The Rusting of Software

by Krishna on May 23, 2012

One project I have been working on recently is a code upgrade of an existing enterprise web application. It is not a re-engineering effort, but instead only consists of necessary code changes to get the application working with the latest versions of the system software. The application had been in use for several years, and the existing development effort was concentrated on new features and maintenance, and the customer only prioritized the shift as they recognized many infrastructure issues.

The project was an illustration of how good code written in the past can become terrible even if no one has touched it. As Lewis Carroll wrote through the mouth of the Red Queen, “it takes all the running you can do, to keep in the same place”. Here are some thoughts:

  1. If you have the ability to choose a particular programming language and platform (your expertise being equal in the choices available), you would most likely make a different decision at different times. A choice made with good reasons years ago may seem bad today.
  2. How some of the relative strengths of different languages change over time and others don’t. When it was a released, C# was a joke, an impostor to Java. Today, with Java’s stagnation, it is light years ahead.
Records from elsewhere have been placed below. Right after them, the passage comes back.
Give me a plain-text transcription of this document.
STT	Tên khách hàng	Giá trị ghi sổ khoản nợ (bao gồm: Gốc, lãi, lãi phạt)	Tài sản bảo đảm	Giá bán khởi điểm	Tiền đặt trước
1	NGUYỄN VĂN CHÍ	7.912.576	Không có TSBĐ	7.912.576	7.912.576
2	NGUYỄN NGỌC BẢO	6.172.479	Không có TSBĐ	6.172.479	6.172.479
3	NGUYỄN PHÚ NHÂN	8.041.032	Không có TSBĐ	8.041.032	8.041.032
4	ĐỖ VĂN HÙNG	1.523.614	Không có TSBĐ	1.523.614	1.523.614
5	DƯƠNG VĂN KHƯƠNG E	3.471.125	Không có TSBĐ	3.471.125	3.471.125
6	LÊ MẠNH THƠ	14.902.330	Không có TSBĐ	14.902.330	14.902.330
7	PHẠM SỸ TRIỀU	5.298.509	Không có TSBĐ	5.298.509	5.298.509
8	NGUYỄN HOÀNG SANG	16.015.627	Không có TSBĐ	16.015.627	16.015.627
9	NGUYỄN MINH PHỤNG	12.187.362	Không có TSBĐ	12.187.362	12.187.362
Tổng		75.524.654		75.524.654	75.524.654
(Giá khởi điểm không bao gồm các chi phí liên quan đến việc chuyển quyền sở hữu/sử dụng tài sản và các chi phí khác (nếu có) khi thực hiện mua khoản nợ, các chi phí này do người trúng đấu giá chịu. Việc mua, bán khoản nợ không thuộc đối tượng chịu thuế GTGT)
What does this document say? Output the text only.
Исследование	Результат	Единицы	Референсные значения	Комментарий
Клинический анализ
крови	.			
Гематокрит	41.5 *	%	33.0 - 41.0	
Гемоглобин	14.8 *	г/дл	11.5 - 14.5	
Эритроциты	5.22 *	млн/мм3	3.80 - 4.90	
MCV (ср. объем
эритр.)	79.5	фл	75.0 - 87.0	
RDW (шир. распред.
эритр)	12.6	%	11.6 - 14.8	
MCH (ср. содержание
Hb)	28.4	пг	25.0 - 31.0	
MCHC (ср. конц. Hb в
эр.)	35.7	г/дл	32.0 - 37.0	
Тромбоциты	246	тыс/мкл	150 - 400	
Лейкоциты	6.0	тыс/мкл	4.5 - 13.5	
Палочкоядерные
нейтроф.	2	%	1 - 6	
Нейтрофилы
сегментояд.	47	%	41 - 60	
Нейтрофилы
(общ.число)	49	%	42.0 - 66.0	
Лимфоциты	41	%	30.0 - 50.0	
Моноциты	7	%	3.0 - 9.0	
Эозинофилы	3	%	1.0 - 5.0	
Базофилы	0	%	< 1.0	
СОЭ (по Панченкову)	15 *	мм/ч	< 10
But when it comes to third party software (especially open source), Java still has considerable strength.
  3. The progress of languages and availability of external packages and utilities makes new code look entirely different from older code, even though they are both written in the same language.
  4. The increase in test-driven development (along with the network-driven popularity of some frameworks) has also driven changes in the organization of code, something that had to be previously driven by disciplined adherence to standards. In other words, falling into the pit of success.
  5. How many millions of man-years have been wasted on writing code for complex frameworks designed by bureaucrats? Not to mention money spent on earning silly certifications to prove yourself competent in them. (You know what I am referring to!)
  6. Convention over configuration. A simple concept that makes for incredible productivity.
  7. In the short-term (as measured in months), it is probably less relevant. But when an application use spans years, the gains from better hardware makes a mockery of many code-level decisions for performance optimization. In the long run, it is always better to write better, decoupled code than have to write code that has to work around hacks.

The great moments in refactoring existing code are when you can simply delete vast chunks because they are superfluous or because you can drop in some external library to do the same work. But most changes require a scalpel instead of an ax. The typical approach is to build “scaffolding” by writing test cases that work against the existing code and then change the code as necessary while continuing to pass the test cases. This ensures that the upgraded product not only contains good code, but has been verified to exhibit the same behavior.